Jeśli poziom śmieci pochodzących od kiepskich sterowników czy mostka jest już wyraźnie słyszalny na PC, to nie ma znaczenia, czy porównuje się plik FLAC z plikiem WAV czy może WAV z Vorbis (przy ustawieniach >6).Kodowanie/dekodowanie FLAC jest niczym dla współczesnych, wielordzeniowych maszyn z dużą ilością cache L2 a samo zrzucanie winy na chwilowe obciążenie maszyny (na czas konwersji) jest chybione - 100 takich samych maszyn a wyniki okażą się zróżnicowane przez stan usług systemowych, daemonów (*nix) czy sieczki na dysku (NTFS) lub nawet sieczki związanej z przerwaniami systemowymi a na koniec samego systemu i jego planisty.Tak jak na powyższe, tak i na jakość player-ów można "ponarzekać". Foobar jest powszechnie uznawany za najlepszy, niczego nie dokładający do dźwięku odtwarzacz. Nie wiem jak teraz, dawniej, do dekodowania plików MP3 w Foobarze używano programu mpg123, autorstwa Michaela Hippa. Ten sam program, lecz w wersji konsolowej mam u siebie (zrzut ekranu). Manipulowanie bitami w Foobarze to inna działka.

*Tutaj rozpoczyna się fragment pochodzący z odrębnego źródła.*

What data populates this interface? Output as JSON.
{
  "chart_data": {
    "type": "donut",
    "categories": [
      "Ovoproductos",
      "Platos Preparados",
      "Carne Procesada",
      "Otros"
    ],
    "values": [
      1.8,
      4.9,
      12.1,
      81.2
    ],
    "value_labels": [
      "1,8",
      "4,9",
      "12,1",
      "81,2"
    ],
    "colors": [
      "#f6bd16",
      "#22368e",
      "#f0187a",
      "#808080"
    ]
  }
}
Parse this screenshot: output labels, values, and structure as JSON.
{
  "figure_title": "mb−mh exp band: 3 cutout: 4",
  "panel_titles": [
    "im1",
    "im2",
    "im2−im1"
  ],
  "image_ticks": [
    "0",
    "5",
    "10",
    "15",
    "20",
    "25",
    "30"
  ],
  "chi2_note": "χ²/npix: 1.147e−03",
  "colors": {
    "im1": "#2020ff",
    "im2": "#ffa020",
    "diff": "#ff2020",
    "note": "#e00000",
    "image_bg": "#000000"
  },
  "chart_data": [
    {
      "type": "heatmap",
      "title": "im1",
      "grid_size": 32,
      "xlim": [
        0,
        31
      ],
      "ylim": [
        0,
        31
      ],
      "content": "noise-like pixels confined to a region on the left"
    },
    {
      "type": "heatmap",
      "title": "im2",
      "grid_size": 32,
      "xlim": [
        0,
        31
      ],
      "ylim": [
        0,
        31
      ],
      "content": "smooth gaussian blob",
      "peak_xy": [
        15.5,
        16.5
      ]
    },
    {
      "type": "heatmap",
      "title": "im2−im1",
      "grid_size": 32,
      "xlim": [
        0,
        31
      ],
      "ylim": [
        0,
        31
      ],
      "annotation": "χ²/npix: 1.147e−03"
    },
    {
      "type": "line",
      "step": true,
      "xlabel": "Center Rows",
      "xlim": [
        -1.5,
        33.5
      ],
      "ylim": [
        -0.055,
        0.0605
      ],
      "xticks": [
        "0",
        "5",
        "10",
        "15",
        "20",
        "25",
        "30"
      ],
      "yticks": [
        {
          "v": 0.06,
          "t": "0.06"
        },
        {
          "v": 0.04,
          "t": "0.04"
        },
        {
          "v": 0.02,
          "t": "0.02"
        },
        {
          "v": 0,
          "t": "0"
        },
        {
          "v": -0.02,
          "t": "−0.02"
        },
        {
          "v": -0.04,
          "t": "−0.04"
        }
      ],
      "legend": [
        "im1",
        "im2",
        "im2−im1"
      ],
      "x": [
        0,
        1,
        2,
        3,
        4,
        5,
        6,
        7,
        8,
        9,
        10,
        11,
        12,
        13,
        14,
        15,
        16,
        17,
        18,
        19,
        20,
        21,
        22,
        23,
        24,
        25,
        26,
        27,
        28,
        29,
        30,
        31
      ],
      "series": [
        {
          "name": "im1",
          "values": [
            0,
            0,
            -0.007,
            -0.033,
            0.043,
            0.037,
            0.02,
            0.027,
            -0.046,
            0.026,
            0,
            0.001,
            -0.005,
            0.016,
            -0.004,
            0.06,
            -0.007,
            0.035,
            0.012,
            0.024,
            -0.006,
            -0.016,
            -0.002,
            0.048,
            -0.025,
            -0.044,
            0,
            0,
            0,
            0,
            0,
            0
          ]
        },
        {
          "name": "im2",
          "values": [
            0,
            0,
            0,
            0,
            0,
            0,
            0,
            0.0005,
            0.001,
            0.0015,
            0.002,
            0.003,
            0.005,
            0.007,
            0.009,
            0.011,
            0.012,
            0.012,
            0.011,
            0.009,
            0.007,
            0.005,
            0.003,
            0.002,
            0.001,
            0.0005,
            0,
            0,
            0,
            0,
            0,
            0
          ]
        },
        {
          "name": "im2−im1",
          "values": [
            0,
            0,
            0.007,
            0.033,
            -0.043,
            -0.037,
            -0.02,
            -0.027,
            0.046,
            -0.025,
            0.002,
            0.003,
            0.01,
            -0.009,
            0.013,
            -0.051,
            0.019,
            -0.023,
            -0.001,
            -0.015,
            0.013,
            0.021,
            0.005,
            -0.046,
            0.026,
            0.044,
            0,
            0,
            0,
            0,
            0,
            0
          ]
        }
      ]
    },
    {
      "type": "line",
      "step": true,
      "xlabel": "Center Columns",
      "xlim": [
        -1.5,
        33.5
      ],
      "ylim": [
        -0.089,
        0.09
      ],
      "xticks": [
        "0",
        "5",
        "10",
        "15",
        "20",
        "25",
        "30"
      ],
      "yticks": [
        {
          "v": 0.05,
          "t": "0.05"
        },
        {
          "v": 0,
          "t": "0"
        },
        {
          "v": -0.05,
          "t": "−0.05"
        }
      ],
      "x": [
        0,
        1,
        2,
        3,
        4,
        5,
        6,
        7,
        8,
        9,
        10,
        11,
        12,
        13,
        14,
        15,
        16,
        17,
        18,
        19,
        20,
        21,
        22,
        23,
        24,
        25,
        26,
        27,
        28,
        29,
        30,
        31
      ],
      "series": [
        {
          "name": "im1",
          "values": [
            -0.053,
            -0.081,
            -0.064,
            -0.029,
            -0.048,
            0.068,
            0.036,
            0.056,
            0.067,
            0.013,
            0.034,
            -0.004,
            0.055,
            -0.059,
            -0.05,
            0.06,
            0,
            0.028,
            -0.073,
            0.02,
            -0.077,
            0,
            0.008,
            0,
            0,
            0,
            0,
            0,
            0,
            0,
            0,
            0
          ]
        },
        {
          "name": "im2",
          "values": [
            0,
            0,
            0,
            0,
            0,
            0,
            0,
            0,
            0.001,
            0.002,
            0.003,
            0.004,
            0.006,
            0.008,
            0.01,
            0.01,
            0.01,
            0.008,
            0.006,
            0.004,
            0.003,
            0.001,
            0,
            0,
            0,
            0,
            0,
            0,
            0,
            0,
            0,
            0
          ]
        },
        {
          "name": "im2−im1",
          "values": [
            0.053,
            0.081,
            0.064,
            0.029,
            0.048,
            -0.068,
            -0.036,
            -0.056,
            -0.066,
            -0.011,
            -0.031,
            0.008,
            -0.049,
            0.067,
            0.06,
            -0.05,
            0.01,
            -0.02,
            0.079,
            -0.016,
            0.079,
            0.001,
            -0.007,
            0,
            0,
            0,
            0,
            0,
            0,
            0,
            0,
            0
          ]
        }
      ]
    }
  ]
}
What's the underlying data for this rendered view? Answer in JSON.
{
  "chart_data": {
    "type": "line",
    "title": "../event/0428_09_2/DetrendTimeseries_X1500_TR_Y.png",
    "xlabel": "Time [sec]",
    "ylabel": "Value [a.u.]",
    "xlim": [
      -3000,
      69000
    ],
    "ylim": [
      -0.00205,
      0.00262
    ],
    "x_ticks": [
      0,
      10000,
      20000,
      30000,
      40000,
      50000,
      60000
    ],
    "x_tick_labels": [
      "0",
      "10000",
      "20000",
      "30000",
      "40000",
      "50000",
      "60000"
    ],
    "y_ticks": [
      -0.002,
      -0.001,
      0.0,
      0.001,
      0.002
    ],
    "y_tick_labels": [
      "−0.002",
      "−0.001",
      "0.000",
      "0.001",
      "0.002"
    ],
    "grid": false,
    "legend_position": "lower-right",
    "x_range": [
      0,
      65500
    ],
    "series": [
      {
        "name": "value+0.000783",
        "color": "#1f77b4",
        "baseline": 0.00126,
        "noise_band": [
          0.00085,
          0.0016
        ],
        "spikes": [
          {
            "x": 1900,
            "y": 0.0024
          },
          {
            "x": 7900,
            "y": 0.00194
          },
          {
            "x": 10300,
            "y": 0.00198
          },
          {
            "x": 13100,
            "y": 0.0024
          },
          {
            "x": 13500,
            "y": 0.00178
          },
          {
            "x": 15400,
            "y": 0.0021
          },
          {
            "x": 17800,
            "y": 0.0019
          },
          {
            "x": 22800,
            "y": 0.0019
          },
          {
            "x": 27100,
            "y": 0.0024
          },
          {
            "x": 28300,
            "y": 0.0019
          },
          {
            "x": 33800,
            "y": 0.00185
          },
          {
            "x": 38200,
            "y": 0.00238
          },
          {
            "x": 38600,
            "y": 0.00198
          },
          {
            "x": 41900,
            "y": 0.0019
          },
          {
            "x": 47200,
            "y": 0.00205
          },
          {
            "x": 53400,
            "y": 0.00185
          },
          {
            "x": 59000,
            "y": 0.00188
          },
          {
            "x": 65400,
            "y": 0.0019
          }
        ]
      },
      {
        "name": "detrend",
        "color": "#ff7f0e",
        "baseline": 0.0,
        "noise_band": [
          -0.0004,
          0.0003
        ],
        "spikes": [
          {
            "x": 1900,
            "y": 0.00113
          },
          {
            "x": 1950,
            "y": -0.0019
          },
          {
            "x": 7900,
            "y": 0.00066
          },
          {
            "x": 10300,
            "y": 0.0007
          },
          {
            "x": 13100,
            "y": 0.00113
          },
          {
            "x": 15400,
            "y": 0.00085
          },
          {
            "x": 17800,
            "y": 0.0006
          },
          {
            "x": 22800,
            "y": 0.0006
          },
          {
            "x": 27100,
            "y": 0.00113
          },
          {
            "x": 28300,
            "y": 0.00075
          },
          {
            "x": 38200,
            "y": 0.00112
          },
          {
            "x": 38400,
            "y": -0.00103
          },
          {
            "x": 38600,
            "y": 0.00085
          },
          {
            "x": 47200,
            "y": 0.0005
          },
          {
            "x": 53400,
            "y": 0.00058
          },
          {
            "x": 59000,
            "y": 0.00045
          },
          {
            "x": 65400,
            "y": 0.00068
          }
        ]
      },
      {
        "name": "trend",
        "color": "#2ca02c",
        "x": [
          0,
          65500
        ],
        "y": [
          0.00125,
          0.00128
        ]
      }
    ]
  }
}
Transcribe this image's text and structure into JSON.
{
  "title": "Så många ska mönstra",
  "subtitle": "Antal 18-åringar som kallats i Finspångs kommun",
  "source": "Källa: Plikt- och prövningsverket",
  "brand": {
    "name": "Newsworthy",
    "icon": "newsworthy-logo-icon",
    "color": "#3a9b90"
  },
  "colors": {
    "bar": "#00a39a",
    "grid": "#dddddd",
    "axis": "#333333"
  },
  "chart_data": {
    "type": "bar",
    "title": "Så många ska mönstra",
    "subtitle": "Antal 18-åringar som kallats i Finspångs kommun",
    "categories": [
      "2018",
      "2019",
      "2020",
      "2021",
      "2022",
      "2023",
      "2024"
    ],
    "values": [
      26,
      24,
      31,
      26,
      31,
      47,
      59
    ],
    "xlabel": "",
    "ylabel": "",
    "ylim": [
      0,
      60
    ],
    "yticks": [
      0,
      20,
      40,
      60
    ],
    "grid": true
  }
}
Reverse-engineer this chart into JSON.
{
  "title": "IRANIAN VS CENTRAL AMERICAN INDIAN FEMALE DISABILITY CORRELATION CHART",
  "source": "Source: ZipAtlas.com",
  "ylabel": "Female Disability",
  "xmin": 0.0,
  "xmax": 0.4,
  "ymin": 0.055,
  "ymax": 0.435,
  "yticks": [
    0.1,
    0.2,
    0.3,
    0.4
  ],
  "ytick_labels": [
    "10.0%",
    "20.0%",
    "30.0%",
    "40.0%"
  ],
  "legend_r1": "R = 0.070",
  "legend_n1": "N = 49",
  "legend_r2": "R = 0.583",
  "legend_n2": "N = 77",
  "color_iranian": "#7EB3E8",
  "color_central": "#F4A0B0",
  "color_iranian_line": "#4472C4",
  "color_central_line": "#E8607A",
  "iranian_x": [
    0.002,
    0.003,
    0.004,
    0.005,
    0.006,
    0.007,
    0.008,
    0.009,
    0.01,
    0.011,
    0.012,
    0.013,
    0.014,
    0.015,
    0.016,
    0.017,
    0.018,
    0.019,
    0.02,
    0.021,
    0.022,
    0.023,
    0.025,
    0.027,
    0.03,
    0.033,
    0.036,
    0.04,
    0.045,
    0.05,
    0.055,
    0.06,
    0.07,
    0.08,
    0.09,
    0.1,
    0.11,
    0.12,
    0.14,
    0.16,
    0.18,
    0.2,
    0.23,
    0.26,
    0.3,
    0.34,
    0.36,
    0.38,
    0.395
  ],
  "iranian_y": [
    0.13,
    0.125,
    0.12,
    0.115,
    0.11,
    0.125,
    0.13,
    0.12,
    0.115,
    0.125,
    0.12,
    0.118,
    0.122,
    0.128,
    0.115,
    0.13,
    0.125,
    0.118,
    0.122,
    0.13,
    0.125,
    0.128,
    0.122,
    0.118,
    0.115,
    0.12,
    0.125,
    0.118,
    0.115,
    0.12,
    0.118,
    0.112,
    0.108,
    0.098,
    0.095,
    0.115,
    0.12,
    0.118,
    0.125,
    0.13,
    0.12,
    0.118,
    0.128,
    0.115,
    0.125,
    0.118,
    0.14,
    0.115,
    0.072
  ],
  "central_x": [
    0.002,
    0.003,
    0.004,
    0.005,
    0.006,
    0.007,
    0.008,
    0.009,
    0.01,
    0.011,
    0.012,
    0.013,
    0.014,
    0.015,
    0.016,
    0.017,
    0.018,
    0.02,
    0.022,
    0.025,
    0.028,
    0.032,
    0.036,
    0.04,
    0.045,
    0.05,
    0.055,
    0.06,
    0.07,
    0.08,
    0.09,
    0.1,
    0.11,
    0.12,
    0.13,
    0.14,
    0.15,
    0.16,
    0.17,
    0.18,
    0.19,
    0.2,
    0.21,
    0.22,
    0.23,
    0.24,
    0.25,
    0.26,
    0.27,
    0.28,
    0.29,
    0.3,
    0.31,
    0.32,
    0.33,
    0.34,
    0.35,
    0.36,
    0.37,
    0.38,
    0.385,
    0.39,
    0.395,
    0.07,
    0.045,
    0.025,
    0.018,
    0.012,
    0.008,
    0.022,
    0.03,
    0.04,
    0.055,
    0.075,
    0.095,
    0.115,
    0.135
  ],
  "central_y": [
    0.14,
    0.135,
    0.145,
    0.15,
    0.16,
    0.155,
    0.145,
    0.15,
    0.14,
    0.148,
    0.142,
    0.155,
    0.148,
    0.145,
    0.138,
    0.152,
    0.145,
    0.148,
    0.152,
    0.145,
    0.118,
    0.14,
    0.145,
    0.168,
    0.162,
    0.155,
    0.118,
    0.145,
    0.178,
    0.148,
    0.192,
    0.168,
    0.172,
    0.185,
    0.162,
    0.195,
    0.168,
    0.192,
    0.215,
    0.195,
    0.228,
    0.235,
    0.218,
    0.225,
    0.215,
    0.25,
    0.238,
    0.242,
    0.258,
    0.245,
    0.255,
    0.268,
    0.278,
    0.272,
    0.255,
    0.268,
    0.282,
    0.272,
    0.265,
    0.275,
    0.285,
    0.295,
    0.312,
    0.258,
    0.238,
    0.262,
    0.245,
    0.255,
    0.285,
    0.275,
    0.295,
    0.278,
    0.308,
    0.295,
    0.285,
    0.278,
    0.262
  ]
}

Dlaczego program "burrrn" jest uznawany za najdokładniej wypalający płyty Audio CD? - przecież to tylko graficzna nakładka na CDRDAO. "cdda2wav" (będący częścią pakietu Cdrtools) zgra materiał nie gorzej niż EAC.Samo założenie istnienia różnic odsłuchowych pomiędzy plikiem WAV a pochodzącym od niego nieuszkodzonym plikiem FLAC jest z założenia błędne. Jeśli w czasie zgrywania materiału z płyty korekcja nie zaniemogła, to zawartość pliku wtórnego po zdekodowaniu będzie identyczna z plikiem źródłowym (konwersja w locie, FLAC vs WAV), a reszta zależy od analogowych już "zabawek" lub DSP.Można iść nieco dalej, dyskutując o ilości/jakości basu czy średnicy, zależnych od producenta i rodzaju nośnika (CD, HDD, flash drive) - a takie dyskusje są prowadzone...Poziom hałasu generowanego przez typowy PC-składak i tak przekracza poziom śmieci pojawiających się od obciążenia maszyny i bywa uciążliwy na dobrze izolujących słuchawkach typu zamkniętego.
Do cichych maszyn zaliczyć można część biznesowych PC. Mój stacjonarny Pavilion był zupełnie bezgłośny (nawet po załączeniu chłodzenia, przy większym obciążeniu maszyny).